Stasiland is nonfiction by an Australian author which sounds interesting but the libraries that own copies locally are closed so it will have to wait. I see the book is taught in the history department of Dean College which is part of my library network.
My first book is Forty Autumns by Nina Wilner (2016), her family memoir about five women separated by the Iron Curtain for more than forty years, and their reunion after the fall of the Berlin Wall. I read this in 2017 and have recommended it to numerous people.
My second book is also set in Germany, Resistance Women by Jennifer Chiaverini (2019), perhaps better known for her quilting books. This is a WWII novel about brave women trying to bring down the Third Reich from within. I have a copy of this book to give away (US only). Leave me a message if you would like me to send it to you.
Another fairly recent read is Those Who Save Us by Jenna Blum (2004), which is my third book. This is another WWII novel, set in Germany and in Minnesota as a daughter tries to learn and understand her mother’s secrets from the past.
My fourth book also takes place in Germany, The Women in the Castle by local Brookline author Jessica Shattuck (2017). It focuses on the years after WWII when three German women try to rebuild their lives, haunted by the past.
After all these fairly dark stories, I needed something more uplifting!

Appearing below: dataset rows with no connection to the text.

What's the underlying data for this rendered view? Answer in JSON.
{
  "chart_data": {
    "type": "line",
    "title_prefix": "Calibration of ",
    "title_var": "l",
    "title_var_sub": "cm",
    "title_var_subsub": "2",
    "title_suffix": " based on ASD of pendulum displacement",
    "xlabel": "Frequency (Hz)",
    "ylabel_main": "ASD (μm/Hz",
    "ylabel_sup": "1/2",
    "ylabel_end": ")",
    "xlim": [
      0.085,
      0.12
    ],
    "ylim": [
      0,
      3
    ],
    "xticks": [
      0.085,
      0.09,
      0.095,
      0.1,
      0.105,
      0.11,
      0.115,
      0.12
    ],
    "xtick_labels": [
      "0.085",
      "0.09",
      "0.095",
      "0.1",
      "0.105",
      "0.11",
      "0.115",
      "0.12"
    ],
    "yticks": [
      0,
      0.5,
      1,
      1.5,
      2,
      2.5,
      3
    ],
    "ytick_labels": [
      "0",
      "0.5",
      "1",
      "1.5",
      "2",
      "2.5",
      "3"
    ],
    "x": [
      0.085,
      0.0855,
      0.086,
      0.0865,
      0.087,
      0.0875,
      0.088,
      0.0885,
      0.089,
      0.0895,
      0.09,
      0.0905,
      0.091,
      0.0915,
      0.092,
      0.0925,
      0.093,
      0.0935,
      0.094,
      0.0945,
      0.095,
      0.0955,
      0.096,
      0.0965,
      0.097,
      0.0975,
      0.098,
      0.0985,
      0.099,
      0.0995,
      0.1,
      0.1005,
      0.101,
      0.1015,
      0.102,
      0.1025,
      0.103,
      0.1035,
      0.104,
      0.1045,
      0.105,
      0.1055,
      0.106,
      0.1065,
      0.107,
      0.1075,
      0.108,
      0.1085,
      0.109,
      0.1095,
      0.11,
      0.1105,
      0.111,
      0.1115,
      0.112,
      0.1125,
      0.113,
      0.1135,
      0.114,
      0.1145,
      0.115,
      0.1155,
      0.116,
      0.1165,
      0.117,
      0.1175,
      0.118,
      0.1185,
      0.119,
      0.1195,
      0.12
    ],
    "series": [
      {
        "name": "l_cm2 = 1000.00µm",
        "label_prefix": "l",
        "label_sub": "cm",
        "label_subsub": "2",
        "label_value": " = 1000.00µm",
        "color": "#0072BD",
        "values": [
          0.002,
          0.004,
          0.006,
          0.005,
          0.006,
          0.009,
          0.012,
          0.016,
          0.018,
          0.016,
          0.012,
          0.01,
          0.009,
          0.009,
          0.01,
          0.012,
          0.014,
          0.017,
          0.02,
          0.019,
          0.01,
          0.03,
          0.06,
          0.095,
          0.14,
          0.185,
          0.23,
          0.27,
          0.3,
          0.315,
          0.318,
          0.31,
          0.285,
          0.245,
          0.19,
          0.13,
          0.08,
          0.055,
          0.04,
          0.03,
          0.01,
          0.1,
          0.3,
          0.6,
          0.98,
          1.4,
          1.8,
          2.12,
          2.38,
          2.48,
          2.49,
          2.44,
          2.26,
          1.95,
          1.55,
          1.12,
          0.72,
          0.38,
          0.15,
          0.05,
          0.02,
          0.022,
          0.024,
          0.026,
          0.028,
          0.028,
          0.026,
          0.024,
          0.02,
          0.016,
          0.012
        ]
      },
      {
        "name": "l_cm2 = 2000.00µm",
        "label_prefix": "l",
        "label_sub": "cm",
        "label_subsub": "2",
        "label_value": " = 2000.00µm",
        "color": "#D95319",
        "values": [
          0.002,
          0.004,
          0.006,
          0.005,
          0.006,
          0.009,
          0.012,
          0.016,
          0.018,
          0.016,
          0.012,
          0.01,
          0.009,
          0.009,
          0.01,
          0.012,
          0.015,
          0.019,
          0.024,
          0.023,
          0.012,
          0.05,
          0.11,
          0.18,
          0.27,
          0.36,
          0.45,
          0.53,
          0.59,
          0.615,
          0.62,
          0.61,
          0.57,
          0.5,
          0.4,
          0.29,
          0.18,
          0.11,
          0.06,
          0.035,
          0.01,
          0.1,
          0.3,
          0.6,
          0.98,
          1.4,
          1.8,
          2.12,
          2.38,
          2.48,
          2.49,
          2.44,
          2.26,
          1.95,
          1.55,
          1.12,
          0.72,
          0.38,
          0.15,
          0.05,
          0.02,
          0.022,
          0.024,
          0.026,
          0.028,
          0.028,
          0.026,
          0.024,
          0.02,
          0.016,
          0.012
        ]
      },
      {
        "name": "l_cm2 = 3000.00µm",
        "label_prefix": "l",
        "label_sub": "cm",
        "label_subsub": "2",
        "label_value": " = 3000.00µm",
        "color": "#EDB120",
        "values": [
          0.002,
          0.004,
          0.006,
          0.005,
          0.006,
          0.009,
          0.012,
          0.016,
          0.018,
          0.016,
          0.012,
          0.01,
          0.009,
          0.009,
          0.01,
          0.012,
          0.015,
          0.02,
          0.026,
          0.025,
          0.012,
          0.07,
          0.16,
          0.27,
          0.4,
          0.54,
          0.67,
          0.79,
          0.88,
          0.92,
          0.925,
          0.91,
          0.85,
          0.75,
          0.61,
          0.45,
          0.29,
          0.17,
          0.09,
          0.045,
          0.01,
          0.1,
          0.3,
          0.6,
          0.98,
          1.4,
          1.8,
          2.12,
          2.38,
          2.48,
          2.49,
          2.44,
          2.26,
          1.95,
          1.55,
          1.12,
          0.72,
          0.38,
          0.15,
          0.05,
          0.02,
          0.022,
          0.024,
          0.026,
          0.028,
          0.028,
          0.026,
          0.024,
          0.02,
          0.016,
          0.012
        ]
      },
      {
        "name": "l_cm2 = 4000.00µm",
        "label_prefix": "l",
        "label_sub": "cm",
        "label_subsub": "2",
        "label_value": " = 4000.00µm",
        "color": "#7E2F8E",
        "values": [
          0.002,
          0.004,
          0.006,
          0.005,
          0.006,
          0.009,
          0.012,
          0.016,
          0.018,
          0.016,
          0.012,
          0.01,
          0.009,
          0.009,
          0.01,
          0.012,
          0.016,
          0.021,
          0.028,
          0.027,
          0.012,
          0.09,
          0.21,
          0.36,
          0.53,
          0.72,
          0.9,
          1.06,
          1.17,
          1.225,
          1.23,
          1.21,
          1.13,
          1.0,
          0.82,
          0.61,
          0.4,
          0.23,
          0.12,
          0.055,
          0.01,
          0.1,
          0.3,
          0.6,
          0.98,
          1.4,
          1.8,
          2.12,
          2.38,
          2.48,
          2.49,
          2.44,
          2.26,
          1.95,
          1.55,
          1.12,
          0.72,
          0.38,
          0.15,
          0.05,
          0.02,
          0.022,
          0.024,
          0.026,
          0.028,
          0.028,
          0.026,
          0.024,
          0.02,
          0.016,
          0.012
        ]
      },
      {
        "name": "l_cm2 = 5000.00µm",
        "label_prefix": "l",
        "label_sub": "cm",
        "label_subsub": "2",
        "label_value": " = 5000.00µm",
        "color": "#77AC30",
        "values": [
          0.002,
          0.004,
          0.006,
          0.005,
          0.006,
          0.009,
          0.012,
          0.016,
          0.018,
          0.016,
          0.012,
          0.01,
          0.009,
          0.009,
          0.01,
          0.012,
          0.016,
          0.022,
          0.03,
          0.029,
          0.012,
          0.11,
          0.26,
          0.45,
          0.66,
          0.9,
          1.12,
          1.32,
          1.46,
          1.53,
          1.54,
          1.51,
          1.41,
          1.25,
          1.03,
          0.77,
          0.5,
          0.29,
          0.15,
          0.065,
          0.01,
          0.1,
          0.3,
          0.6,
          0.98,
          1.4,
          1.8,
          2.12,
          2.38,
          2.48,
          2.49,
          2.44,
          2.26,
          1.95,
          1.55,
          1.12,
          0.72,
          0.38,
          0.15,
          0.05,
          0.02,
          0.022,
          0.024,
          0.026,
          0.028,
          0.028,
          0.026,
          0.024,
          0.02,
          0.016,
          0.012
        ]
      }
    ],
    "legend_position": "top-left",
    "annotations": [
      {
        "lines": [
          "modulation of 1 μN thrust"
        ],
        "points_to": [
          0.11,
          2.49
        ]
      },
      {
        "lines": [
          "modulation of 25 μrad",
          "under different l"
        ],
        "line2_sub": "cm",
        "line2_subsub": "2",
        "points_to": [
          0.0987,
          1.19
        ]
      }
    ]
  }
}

Black Forest Summer by Mabel Esther Allan (1957), a prolific English author of children’s and young adult fiction, is about siblings Max, Asta, Thea, and Vanora who have just lost their mother, so perhaps that is not immediately cheerful. Asta is an aspiring artist and Thea takes ballet at the Lingeraux School, which features in other MEA books. Luckily, they are invited to Germany by their deceased father’s brother, Uncle Gustav, whose family lives in Freiburg, for a summer holiday to recover from their sorrow and to make plans for the future.
It pleases me that my copy is from Regina, Saskatchewan (there is a sticker inside); I purchased it from Primrose Books in Saskatoon long ago. On the other hand, it displeases me that it is a Children’s Press edition which doubtless means it is abridged. Booksellers should be required to disclose this information, don’t you think?
Finally, for my sixth book, I chose Lottie and Lisa (original German title: Das doppelte Lottchen "The double Lottie"), a 1949 novel by Erich Kästner about twins, separated at birth, who meet at summer camp. This book inspired the Disney movie The Parent Trap – I think my friend Jenny Altshuler lent me the novelization long before I had seen the movie. The current generation is more familiar with the 1998 movie starring Lindsay Lohan than the 1961 Hayley Mills version, which I prefer.
I wasn't sure where the chain would lead when I began but I like this Germany theme. Next month’s book is The Road by Cormac McCarthy. I suspect the current state of the world is sufficiently post-apocalyptic without my having to read a novel about it. My current reading is primarily escapist. What about you? Have you read any of these? What are you currently reading?